Les météores, porteurs de menaces ou de rêves et in fine…de données scientifiques

De tout temps les météores ont beaucoup impressionné les hommes. Ils les ont vus, soit s’il s’agissait de « bolides », comme des manifestations de la colère des dieux, soit s’il s’agissait de comètes, comme des messagers porteurs de bonnes ou de mauvaises nouvelles. Ils étaient et sont toujours des passeurs, une sorte de vecteur de communication du « lointain » jusqu’à nous mais évidemment, à notre regard rationnel, ils portent de nos jours un autre message, celui de la géographie et même de l’histoire de notre système solaire.

Un astéroïde ou éventuellement une comète devient un météore s’il pénètre dans l’atmosphère terrestre. On dit aussi que ce sont de « petites-planètes » puisqu’ils orbitent autour du Soleil et non d’une autre planète. Mais ce qui les distingue des « vraies » planètes et des planètes-naines (du type de Pluton ou de Cérès) ou encore des plus grosses lunes (Ganymède ou Titan) c’est leur taille. Les astéroïdes ou comètes sont tout simplement plus petits (en volume et en masse). Je préfère donc les appeler des « petits corps » pour mieux les caractériser.

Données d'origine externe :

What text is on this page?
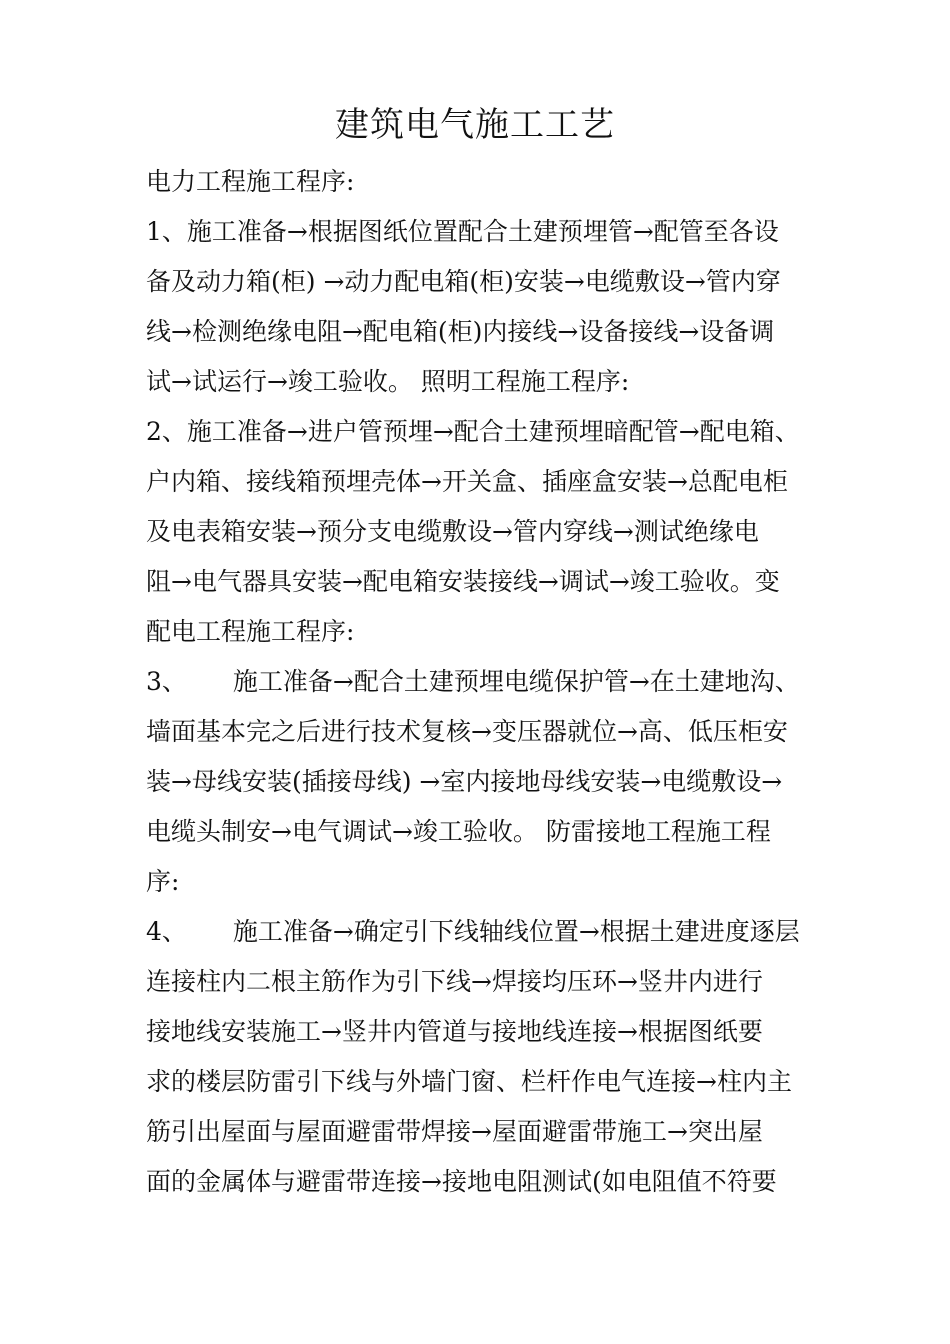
建筑电气施工工艺
电力工程施工程序:

1、施工准备→根据图纸位置配合土建预埋管→配管至各设

备及动力箱(柜) →动力配电箱(柜)安装→电缆敷设→管内穿

线→检测绝缘电阻→配电箱(柜)内接线→设备接线→设备调

试→试运行→竣工验收。 照明工程施工程序:

2、施工准备→进户管预埋→配合土建预埋暗配管→配电箱、

户内箱、接线箱预埋壳体→开关盒、插座盒安装→总配电柜

及电表箱安装→预分支电缆敷设→管内穿线→测试绝缘电

阻→电气器具安装→配电箱安装接线→调试→竣工验收。变

配电工程施工程序:

3、 施工准备→配合土建预埋电缆保护管→在土建地沟、

墙面基本完之后进行技术复核→变压器就位→高、低压柜安

装→母线安装(插接母线) →室内接地母线安装→电缆敷设→

电缆头制安→电气调试→竣工验收。 防雷接地工程施工程

序:

4、 施工准备→确定引下线轴线位置→根据土建进度逐层

连接柱内二根主筋作为引下线→焊接均压环→竖井内进行

接地线安装施工→竖井内管道与接地线连接→根据图纸要

求的楼层防雷引下线与外墙门窗、栏杆作电气连接→柱内主

筋引出屋面与屋面避雷带焊接→屋面避雷带施工→突出屋

面的金属体与避雷带连接→接地电阻测试(如电阻值不符要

La différence fondamentale avec les planètes et les plus grosses lunes est que leur masse, trop petite, ne leur a pas permis d’acquérir du fait de leur gravité, de leur pression et de leur échauffement internes (qui en résultent), une forme approximativement sphérique (on parle d’« équilibre hydrostatique »). Si on va plus loin, tout se complique mais on sait (aujourd’hui) très bien ordonner ou classifier leur complexité.

Il faut d’abord distinguer les astéroïdes et les comètes. Les secondes sont beaucoup plus riches en gaz (à l’origine gelés) et en eau, on dit en « éléments volatiles ». Elles génèrent de ce fait une chevelure et une « queue » opposée au Soleil quand ils entrent dans la région du système solaire où l’irradiance est suffisamment élevée pour que ces éléments, à l’origine solides, passent en phase gazeuse. La chevelure et la queue étant une diffusion dans l’espace d’une partie de la masse de la comète, elle va s’épuiser par perte de matière et désagrégation au cours de ses passages successifs à proximité du Soleil (pour être plus précis, dans une région plus proche du Soleil que celle de leur origine où l’irradiance solaire est telle que les éléments volatiles puissent se sublimer). Les autres caractéristiques de la comète sont la longueur de leur période par rapport à celle des astéroïdes, leur vitesse et la diversité de l’inclinaison de leur trajectoire sur le plan de l’écliptique. Ce sont ces caractéristiques qui ont fait penser à l’existence d’une source lointaine (Ceinture de Kuiper et Nuages de Oort). La première, la longueur de la période (le temps mis pour passer et revenir) est évidemment le signe de la distance du lieu d’origine ; la vitesse permet de savoir si l’astre a pu l’acquérir du fait de la distance et si in fine il va être renvoyé par le Soleil vers son aphélie après avoir passé son périhélie (certains astéroïdes récemment observés ont été considérés de ce fait comme provenant d’un autre système stellaire); l’inclinaison sur l’écliptique va nous dire s’il vient d’une zone suffisamment lointaine pour que l’attraction du Soleil soit suffisamment faible et la vitesse suffisamment faible pour qu’elles ne contraignent pas les astres de cette région à se concentrer dans un disque mais à subsister comme une sphère (ou une « coque »).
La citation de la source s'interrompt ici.